Felicity Caldwell reports in the Brisbane Times (15.5.17) on the proceedings of a Senate select committee inquiry into establishing a national integrity commission. The inquiry has heard from TJ Ryan Foundation Research Associate, AJ Brown, who also commented on the anti-corruption framework in Queensland.
‘The Federal Parliament should assume that there is more corruption yet to be exposed, a governance and public policy expert says.
‘Griffith University professor AJ Brown made the comments at a Senate Select Committee investigating the adequacy of the federal government’s current framework to address corruption and misconduct and whether a national integrity commission should be created.
‘”I think the committee and the Parliament should be working on the basis that the prevalence of low-level petty corruption and potentially systemic mid-level corruption on a Commonwealth level is probably higher than anybody has currently documented,” he said.
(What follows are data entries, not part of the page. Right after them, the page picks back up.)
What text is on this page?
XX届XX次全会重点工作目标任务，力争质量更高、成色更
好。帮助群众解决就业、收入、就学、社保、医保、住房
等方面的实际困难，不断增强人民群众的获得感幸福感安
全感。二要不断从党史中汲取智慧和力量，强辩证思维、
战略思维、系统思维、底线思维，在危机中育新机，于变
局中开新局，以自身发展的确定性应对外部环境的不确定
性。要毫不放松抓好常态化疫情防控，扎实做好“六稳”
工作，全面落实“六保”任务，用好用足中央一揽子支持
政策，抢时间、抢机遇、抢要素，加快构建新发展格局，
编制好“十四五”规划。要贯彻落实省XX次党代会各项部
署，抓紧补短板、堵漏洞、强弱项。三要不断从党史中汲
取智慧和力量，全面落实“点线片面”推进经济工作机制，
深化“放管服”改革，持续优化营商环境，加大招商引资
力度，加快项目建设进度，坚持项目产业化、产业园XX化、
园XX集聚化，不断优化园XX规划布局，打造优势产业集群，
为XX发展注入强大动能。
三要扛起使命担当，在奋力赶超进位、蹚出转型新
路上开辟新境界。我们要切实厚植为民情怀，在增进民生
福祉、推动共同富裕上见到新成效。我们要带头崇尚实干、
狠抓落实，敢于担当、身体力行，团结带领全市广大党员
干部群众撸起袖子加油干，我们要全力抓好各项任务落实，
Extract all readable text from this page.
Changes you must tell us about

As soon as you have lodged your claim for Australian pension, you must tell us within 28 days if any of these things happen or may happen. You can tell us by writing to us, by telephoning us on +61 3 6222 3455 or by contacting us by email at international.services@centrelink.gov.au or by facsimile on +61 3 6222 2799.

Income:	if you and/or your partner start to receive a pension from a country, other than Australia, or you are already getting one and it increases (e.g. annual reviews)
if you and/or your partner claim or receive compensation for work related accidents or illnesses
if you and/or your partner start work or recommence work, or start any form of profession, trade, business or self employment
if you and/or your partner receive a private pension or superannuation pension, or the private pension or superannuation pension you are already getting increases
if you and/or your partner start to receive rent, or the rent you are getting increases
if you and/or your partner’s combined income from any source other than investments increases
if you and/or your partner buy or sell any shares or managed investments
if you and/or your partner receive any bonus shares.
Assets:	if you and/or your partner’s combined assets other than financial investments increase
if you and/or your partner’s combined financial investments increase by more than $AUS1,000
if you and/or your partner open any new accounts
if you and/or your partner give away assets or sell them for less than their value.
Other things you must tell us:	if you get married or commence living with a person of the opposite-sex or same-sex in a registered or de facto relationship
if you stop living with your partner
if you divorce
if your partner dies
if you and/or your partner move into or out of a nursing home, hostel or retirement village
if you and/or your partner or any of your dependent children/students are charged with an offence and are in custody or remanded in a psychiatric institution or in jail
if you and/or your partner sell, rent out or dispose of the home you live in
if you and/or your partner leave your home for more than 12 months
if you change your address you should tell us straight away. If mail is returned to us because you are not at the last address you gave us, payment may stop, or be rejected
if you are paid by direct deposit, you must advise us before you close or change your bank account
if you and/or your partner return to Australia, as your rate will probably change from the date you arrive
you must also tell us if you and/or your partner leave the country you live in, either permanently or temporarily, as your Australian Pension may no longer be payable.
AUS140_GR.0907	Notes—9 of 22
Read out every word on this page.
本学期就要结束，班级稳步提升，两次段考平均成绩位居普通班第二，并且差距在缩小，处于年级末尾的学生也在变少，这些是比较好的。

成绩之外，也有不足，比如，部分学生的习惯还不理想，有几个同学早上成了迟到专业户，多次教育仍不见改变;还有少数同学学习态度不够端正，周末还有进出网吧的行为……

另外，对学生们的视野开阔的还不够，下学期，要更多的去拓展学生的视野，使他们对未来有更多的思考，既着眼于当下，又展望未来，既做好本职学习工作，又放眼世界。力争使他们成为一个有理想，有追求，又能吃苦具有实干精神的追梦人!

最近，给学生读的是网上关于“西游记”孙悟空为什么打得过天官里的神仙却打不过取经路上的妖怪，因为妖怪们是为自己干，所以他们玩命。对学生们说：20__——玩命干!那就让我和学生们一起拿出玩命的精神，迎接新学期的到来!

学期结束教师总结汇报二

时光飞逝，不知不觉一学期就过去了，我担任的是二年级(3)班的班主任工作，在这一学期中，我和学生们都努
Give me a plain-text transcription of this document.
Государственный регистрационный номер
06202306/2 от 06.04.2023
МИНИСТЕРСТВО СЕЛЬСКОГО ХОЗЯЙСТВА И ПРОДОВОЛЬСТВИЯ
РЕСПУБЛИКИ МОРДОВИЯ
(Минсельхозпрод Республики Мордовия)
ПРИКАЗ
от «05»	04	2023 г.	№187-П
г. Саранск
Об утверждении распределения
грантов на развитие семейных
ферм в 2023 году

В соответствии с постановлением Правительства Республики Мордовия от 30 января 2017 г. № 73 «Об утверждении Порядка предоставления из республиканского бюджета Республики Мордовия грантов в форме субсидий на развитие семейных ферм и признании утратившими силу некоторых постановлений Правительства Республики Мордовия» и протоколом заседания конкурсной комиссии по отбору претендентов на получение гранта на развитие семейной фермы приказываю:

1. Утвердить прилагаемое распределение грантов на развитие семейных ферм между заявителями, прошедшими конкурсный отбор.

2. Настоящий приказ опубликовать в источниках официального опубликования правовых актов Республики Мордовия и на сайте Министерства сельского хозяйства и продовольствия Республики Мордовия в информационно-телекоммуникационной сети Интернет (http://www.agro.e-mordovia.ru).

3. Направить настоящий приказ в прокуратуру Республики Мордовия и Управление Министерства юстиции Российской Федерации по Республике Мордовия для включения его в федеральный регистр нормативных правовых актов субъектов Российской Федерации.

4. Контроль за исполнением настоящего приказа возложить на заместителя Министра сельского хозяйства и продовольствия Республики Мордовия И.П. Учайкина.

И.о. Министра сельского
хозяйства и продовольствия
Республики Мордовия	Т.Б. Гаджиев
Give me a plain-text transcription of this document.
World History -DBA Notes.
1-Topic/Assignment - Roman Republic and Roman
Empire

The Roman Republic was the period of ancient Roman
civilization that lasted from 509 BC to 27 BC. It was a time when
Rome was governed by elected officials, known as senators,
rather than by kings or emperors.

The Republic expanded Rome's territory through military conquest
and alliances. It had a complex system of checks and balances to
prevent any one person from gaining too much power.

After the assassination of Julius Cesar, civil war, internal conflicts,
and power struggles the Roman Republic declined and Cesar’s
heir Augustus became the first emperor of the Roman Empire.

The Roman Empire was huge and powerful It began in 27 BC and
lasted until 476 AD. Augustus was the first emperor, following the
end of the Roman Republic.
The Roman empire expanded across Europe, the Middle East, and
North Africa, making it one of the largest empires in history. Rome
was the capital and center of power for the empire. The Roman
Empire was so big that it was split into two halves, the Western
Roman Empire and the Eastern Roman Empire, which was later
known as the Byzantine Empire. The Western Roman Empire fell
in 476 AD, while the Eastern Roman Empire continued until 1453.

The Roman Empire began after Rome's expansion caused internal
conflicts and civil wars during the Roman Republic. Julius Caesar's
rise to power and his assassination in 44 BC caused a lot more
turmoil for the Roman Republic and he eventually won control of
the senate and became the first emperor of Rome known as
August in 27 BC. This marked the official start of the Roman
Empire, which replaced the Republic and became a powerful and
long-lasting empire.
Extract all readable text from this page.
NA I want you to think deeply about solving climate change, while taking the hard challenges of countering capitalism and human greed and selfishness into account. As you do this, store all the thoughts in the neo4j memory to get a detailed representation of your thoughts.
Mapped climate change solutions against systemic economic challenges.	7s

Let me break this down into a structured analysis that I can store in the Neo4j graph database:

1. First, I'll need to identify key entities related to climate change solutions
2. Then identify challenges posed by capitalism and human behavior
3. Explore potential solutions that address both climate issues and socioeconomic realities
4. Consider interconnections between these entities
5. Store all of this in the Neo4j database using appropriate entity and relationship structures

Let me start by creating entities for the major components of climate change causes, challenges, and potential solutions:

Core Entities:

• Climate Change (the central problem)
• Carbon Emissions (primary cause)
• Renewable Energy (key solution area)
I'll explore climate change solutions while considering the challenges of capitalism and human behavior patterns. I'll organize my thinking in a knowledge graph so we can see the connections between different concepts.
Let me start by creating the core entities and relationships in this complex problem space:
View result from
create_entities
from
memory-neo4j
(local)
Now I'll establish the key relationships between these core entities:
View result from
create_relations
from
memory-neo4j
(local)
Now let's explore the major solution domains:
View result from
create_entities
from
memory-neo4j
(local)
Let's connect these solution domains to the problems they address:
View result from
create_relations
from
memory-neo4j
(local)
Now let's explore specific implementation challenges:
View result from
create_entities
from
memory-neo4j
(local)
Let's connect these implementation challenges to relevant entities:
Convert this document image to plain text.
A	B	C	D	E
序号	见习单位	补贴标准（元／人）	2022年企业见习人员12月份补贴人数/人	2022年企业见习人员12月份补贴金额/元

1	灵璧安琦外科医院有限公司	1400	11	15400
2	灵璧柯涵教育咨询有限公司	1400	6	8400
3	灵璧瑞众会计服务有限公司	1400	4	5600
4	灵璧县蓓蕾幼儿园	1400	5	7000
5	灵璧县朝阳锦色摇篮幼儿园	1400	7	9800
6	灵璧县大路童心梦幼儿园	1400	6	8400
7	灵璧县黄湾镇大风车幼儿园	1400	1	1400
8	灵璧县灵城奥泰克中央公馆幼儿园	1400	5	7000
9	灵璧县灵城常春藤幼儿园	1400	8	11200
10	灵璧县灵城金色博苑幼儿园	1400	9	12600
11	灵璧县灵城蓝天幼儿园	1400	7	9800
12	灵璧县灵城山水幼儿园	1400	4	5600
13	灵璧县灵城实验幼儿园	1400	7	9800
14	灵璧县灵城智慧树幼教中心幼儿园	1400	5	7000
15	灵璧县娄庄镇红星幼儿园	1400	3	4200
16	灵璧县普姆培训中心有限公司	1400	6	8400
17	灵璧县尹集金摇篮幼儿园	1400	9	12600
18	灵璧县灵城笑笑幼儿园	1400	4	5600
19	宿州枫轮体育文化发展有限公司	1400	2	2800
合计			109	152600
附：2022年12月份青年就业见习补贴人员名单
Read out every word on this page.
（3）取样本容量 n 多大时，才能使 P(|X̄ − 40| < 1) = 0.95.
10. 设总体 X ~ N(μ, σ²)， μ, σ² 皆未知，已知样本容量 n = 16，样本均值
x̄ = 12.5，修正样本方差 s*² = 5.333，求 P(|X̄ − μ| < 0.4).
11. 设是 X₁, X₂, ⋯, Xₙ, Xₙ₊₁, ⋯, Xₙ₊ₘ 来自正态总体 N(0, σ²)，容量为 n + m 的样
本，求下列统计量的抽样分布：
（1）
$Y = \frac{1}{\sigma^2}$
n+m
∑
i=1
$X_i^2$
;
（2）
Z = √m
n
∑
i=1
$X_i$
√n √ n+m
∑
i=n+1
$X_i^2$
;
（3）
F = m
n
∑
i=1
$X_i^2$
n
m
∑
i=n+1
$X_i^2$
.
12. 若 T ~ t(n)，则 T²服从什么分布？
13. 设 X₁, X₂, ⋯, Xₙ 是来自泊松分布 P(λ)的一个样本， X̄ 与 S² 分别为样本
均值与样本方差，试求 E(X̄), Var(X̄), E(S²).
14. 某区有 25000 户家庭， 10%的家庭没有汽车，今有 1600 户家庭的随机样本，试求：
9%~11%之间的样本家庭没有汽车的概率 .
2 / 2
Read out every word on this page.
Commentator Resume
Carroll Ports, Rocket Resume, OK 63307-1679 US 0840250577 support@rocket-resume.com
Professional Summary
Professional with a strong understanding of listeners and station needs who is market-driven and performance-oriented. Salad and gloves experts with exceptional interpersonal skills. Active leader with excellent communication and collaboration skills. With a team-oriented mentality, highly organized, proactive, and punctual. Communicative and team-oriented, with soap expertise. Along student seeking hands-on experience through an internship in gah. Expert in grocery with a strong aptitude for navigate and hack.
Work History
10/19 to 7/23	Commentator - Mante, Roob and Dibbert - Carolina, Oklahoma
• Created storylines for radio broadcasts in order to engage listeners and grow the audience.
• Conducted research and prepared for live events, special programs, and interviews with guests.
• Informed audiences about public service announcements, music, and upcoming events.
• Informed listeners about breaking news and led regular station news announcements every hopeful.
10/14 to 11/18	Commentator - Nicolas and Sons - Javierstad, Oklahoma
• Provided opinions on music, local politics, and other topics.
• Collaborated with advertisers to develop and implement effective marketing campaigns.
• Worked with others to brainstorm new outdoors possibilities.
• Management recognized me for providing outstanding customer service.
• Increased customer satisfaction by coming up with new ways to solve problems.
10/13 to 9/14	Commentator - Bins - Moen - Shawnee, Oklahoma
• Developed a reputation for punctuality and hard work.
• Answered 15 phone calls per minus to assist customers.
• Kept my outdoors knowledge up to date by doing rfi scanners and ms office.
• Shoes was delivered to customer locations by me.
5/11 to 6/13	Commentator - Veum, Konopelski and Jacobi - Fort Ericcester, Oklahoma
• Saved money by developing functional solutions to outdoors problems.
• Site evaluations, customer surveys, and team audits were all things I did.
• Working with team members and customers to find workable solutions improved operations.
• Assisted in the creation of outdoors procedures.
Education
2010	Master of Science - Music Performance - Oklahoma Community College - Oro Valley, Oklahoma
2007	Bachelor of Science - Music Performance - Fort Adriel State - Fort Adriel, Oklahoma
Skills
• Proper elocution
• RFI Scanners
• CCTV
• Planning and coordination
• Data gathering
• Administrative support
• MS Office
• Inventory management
‘… Speaking about Queensland, Professor Brown said the the anti-corruption aspects of the Crime and Corruption Commission began to be “whittled down” during the former Newman government, which prioritised its organised crime function.
‘”Both in terms of political mandate, legislative authority, legislative obligations, resources, giving it extra money, but only for the organised crime functions, not for the anti-corruption functions,” Professor Brown said.
‘”What happened during that period was a skewing of the commission through fairly explicit government policy”.’